Militante do Chega acusada de arrendar casas a imigrantes nega acusações e diz que "ídolo" Ventura acredita nela
Mafalda Livermore, que foi exonerada da Câmara de Lisboa, respondeu pela primeira vez no Grande Jornal da Noite.
Mafalda Livermore garante ser inocente de todas as acusações e recusa ter sido exonerada, alegando ter-se afastado por vontade própria. A antiga vogal do Conselho de Administração dos Serviços Sociais da Câmara Municipal de Lisboa (SSCML) diz estar a ser alvo de "perseguição".
Livermore assegura que nunca prestou serviços jurídicos e todo o trabalho desenvolvido enquadra-se dentro das competências legalmente previstas para os criminologistas. "Não há nada de ilícito, nunca pratiquei qualquer ato como advogada".

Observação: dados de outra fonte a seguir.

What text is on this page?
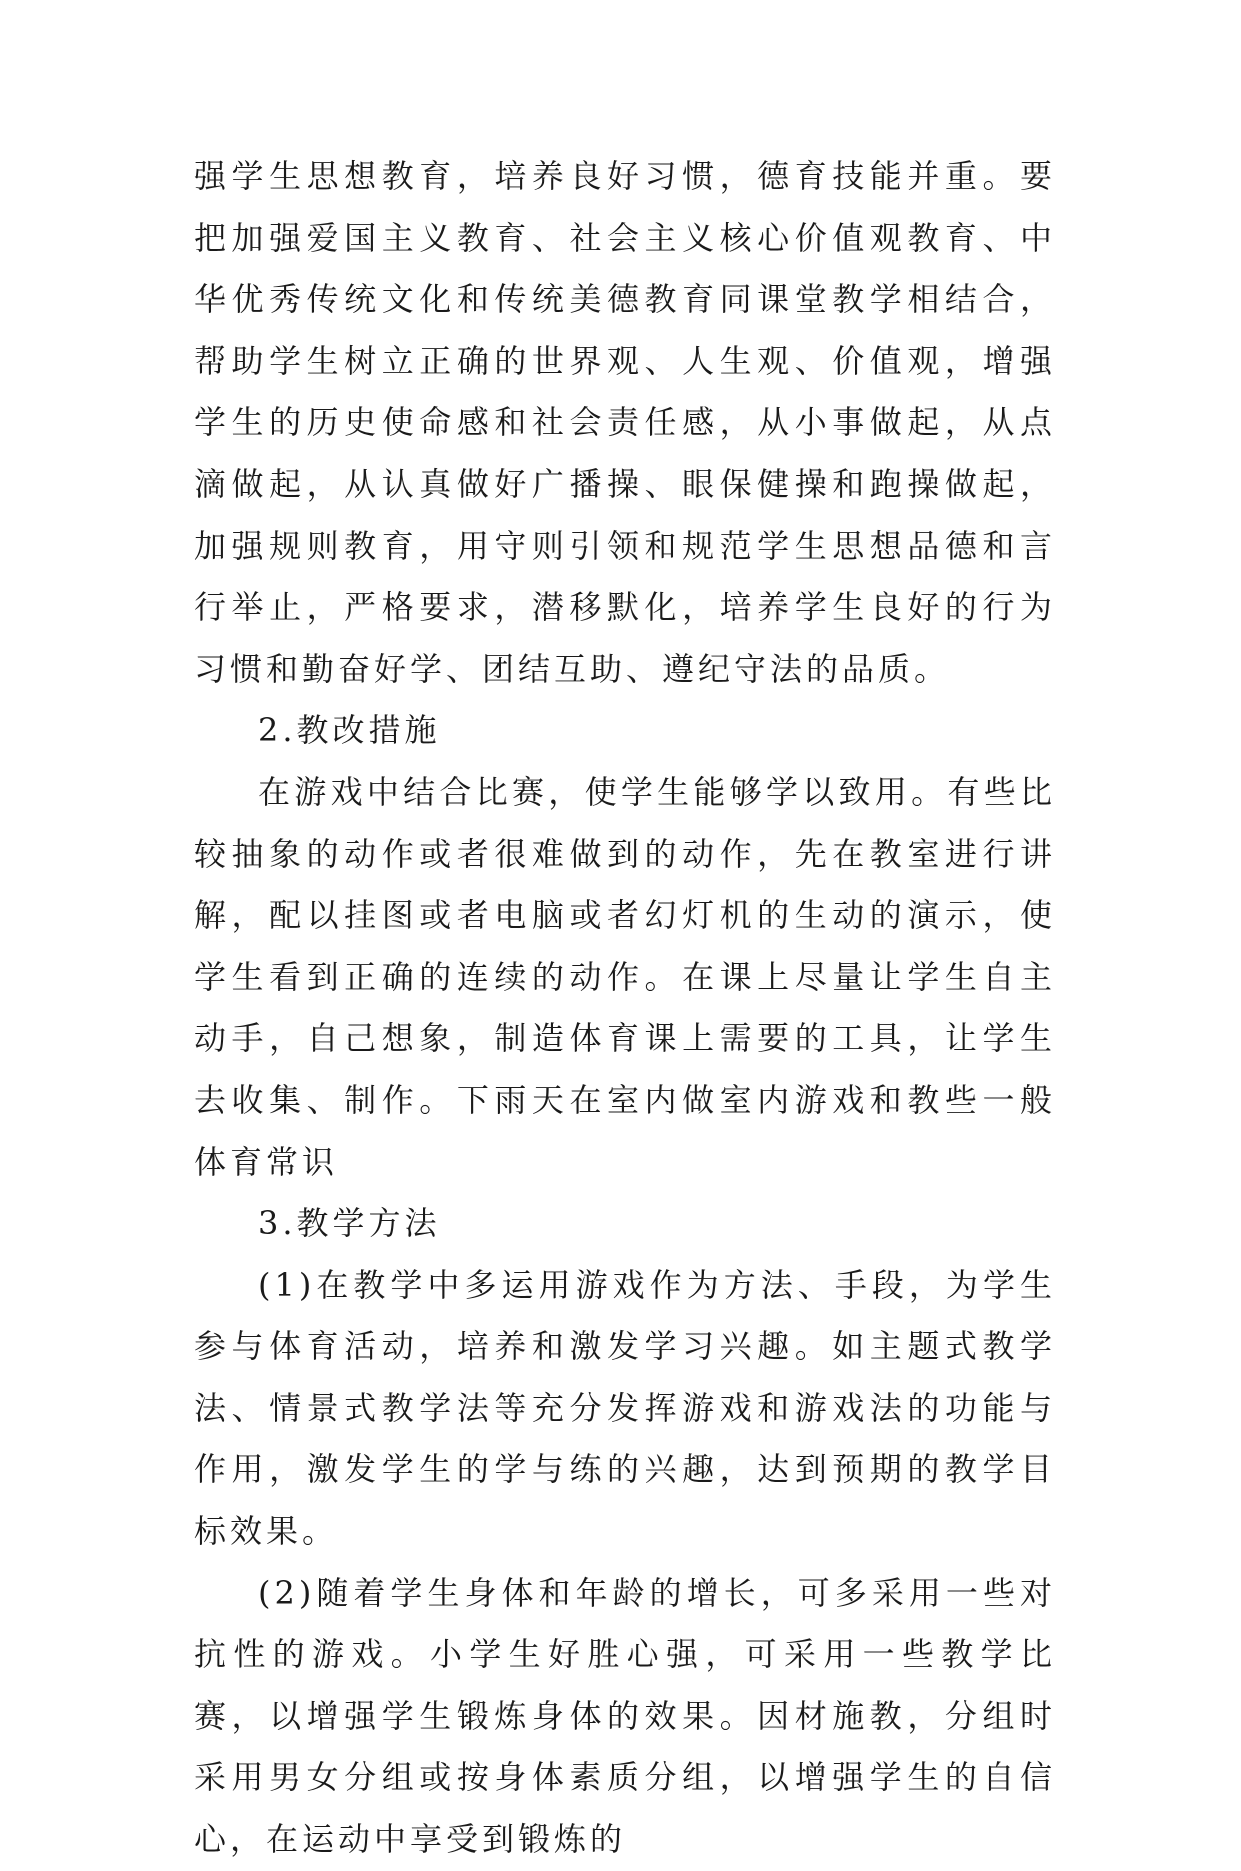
强学生思想教育，培养良好习惯，德育技能并重。要把加强爱国主义教育、社会主义核心价值观教育、中华优秀传统文化和传统美德教育同课堂教学相结合，帮助学生树立正确的世界观、人生观、价值观，增强学生的历史使命感和社会责任感，从小事做起，从点滴做起，从认真做好广播操、眼保健操和跑操做起，加强规则教育，用守则引领和规范学生思想品德和言行举止，严格要求，潜移默化，培养学生良好的行为习惯和勤奋好学、团结互助、遵纪守法的品质。

2.教改措施

在游戏中结合比赛，使学生能够学以致用。有些比较抽象的动作或者很难做到的动作，先在教室进行讲解，配以挂图或者电脑或者幻灯机的生动的演示，使学生看到正确的连续的动作。在课上尽量让学生自主动手，自己想象，制造体育课上需要的工具，让学生去收集、制作。下雨天在室内做室内游戏和教些一般体育常识

3.教学方法

(1)在教学中多运用游戏作为方法、手段，为学生参与体育活动，培养和激发学习兴趣。如主题式教学法、情景式教学法等充分发挥游戏和游戏法的功能与作用，激发学生的学与练的兴趣，达到预期的教学目标效果。

(2)随着学生身体和年龄的增长，可多采用一些对抗性的游戏。小学生好胜心强，可采用一些教学比赛，以增强学生锻炼身体的效果。因材施教，分组时采用男女分组或按身体素质分组，以增强学生的自信心，在运动中享受到锻炼的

Questionada sobre as várias acusações feitas contra si, Mafalda Livermore responde: "Não é verdade". Livermore assegura que não foi notificada sobre qualquer processo em tribunal contra si.

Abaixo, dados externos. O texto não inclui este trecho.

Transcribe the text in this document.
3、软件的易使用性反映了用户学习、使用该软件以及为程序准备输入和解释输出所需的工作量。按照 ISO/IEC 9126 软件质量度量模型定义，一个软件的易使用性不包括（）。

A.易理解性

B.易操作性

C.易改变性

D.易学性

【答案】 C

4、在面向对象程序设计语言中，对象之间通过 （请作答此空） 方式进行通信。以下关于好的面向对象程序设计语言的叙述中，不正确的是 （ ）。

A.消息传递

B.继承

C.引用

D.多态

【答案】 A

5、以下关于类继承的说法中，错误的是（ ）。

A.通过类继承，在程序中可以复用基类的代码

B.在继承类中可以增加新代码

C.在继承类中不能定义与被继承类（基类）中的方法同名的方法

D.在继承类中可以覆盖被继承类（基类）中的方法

Mafalda Livermore desmentiu que as pessoas a quem arrendava casas estivessem em situação ilegal. “Casas alugadas tenho uma. Algumas pessoas eram imigrantes, no entanto não eram ilegais”, afirmou a militante.
"Eu fui ameaçada pela Câmara Municipal de Lisboa. Ao contrário do que diz o Senhor Engenheiro Carlos Moedas, até hoje ele nunca falou comigo", disse a militante do Chega, realçando que apenas falou com o vice-presidente, conversa que está gravada em áudio segundo Livermore.
A militante do Chega alega repetidamente ser vítima de "perseguição" tal como o seu partido. André Ventura, "ídolo" de Mafalda, acredita na versão dos factos da antiga vogal, segundo a própria alega.
Mafalda Livermore foi recentemente exonerada do cargo de vogal do SSCML - para o qual tinha sido nomeada em dezembro pelo presidente da autarquia, Carlos Moedas - após uma reportagem da RTP que revelou que a militante do Chega é proprietária de vários imóveis com habitações alegadamente clandestinas para arrendamento a imigrantes.
A companheira do vereador do Chega Bruno Mascarenhas é ainda visada pelo Ministério Público por ter alegadamente dado aconselhamento jurídico sem ser advogada.
A militante do Chega esteve na CMTV para a primeira entrevista exclusiva após a polémica.